@LB
Nope, on x86 there are only four 32-bit general-purpose registers E{A,B,C,D}X and at any time any of them could have been clobbered by another instruction. I could use the stack, but that slows down my code because I'll have to use a bunch of MOVs and PUSHes for what should be a single instruction. Temporaries, i.e. local variables, go on the stack. If you look at the assembly code gcc produces you'll see something like
add esp, 4
which is reserving 4 bytes on the stack for a local variable.
CIL is a stack-based language, so where x86 does:
1 2 3
|
mov eax, 0x0f
mov ebx, 0x01
add eax, ebx
|
CIL does something like:
1 2 3
|
push 0x0f
push 0x01
add
|
which I have to somehow translate into the above. The problem is that I can only process one opcode at a time, it would be too complicated for my program to figure out
why the input program is pushing values on the stack. I could just use the stack myself, but it would be much faster to use the registers.
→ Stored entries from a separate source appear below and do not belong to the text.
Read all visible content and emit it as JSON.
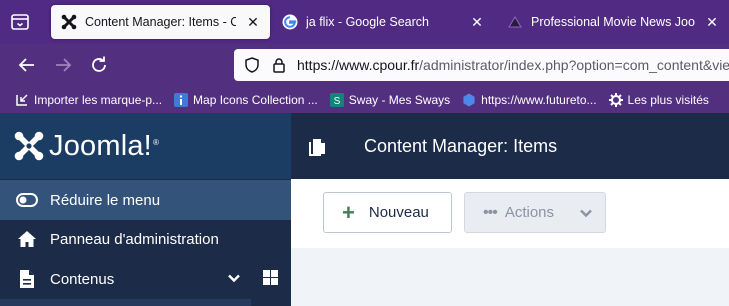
{
  "browser": {
    "tabs": [
      {
        "title": "Content Manager: Items - Cpour",
        "favicon": "joomla-icon",
        "active": true
      },
      {
        "title": "ja flix - Google Search",
        "favicon": "google-icon",
        "active": false
      },
      {
        "title": "Professional Movie News Joomla",
        "favicon": "joomla-dark-icon",
        "active": false
      }
    ],
    "url_host": "https://www.cpour.fr",
    "url_path": "/administrator/index.php?option=com_content&view=articles",
    "bookmarks": [
      {
        "label": "Importer les marque-p...",
        "icon": "import-icon"
      },
      {
        "label": "Map Icons Collection ...",
        "icon": "info-icon"
      },
      {
        "label": "Sway - Mes Sways",
        "icon": "sway-icon"
      },
      {
        "label": "https://www.futureto...",
        "icon": "hexagon-icon"
      },
      {
        "label": "Les plus visités",
        "icon": "gear-icon"
      }
    ]
  },
  "app": {
    "brand": "Joomla!",
    "brand_mark": "®",
    "header_title": "Content Manager: Items",
    "menu": [
      {
        "label": "Réduire le menu",
        "icon": "toggle-icon"
      },
      {
        "label": "Panneau d'administration",
        "icon": "home-icon"
      },
      {
        "label": "Contenus",
        "icon": "file-icon"
      }
    ],
    "toolbar": {
      "new_label": "Nouveau",
      "actions_label": "Actions"
    }
  },
  "colors": {
    "browser_chrome": "#512a84",
    "sidebar": "#1c2b47",
    "brand_bg": "#1c3d63",
    "active_menu": "#33537a",
    "new_plus": "#457d54"
  }
}
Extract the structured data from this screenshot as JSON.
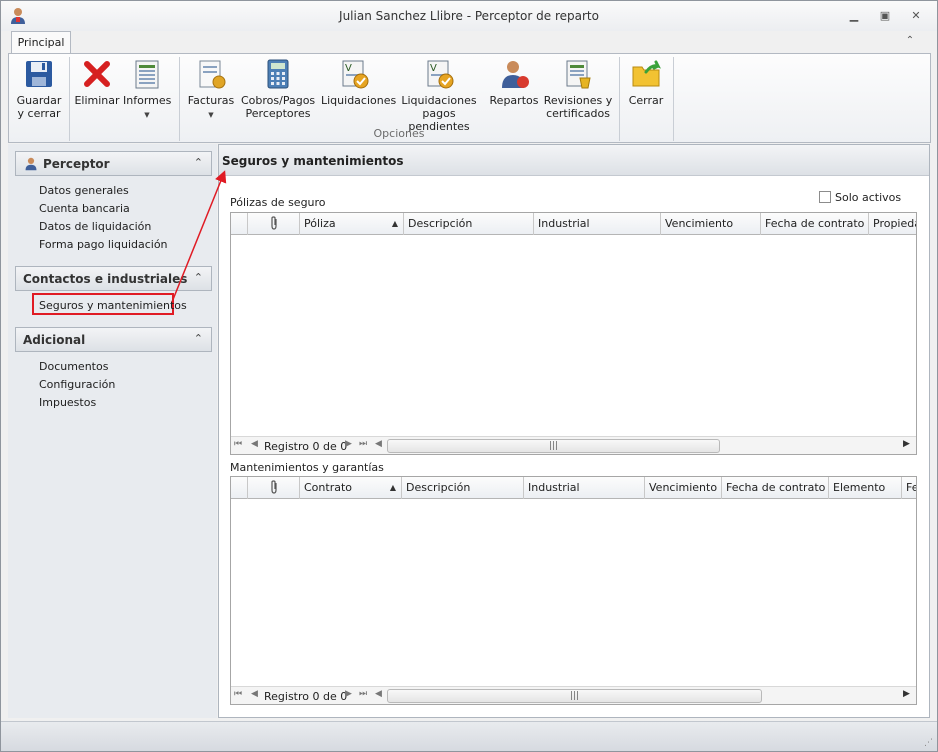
{
  "window": {
    "title": "Julian Sanchez Llibre - Perceptor de reparto"
  },
  "ribbon": {
    "tab": "Principal",
    "buttons": {
      "save": [
        "Guardar",
        "y cerrar"
      ],
      "delete": [
        "Eliminar"
      ],
      "reports": [
        "Informes"
      ],
      "invoices": [
        "Facturas"
      ],
      "payments": [
        "Cobros/Pagos",
        "Perceptores"
      ],
      "settlements": [
        "Liquidaciones"
      ],
      "pending": [
        "Liquidaciones",
        "pagos pendientes"
      ],
      "distributions": [
        "Repartos"
      ],
      "reviews": [
        "Revisiones y",
        "certificados"
      ],
      "close": [
        "Cerrar"
      ]
    },
    "group_label": "Opciones"
  },
  "sidebar": {
    "groups": [
      {
        "title": "Perceptor",
        "items": [
          "Datos generales",
          "Cuenta bancaria",
          "Datos de liquidación",
          "Forma pago liquidación"
        ]
      },
      {
        "title": "Contactos e industriales",
        "items": [
          "Seguros y mantenimientos"
        ]
      },
      {
        "title": "Adicional",
        "items": [
          "Documentos",
          "Configuración",
          "Impuestos"
        ]
      }
    ]
  },
  "main": {
    "title": "Seguros y mantenimientos",
    "policies": {
      "label": "Pólizas de seguro",
      "only_active": "Solo activos",
      "columns": [
        "Póliza",
        "Descripción",
        "Industrial",
        "Vencimiento",
        "Fecha de contrato",
        "Propiedad"
      ],
      "record_text": "Registro 0 de 0"
    },
    "maintenance": {
      "label": "Mantenimientos y garantías",
      "columns": [
        "Contrato",
        "Descripción",
        "Industrial",
        "Vencimiento",
        "Fecha de contrato",
        "Elemento",
        "Fecha"
      ],
      "record_text": "Registro 0 de 0"
    }
  },
  "colors": {
    "highlight": "#e01b24",
    "accent": "#2e6fb8"
  },
  "icons": [
    "app-user-icon",
    "save-icon",
    "delete-icon",
    "reports-icon",
    "invoices-icon",
    "calculator-icon",
    "settlement-icon",
    "pending-settlement-icon",
    "users-icon",
    "certificates-icon",
    "close-folder-icon",
    "paperclip-icon"
  ]
}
The problem arises when I have two input operations that use the same data. Because I'm only looking at one opcode at a time, I can't handle this situation:
1 2 3 4 5
|
push 0x0f
push 0x01
add
push 0x10
add
|
In CIL, this pushes 0x0f and 0x01, adds them, taking them off the stack and putting the result (0x10) on, and then adds 0x10, taking it and the previous result off the stack and putting the result (0x20) back on. A naive dynamic recompiler would generate this:
1 2 3 4 5
|
mov eax, 0x0f
mov eax, 0x01
add eax, ebx
mov eax, 0x10
add eax, ebx
|
the result of which would be unknown and totally useless. When the code generator turns
push 0x01
into
mov eax, 0x01
, it doesn't know that eax was just loaded with the value 0x0f, or that the next instruction wants to add the previous EAX and the new one together. It's pretty easy to mark registers as "in use", which
appears to solve the problem, but there's no obvious way of marking a register as no longer in use -- the function that generated the opcode that's using it doesn't know when it'll be finished -- and since x86 only has 4 registers for general use, I'd run out in less than a millisecond.
It wouldn't be a problem if I just used the stack, but that would be a lot slower.
[edit]
@Zhuge
Thanks! I should've figured there would be existing algorithms for this. Hopefully that solves my problem.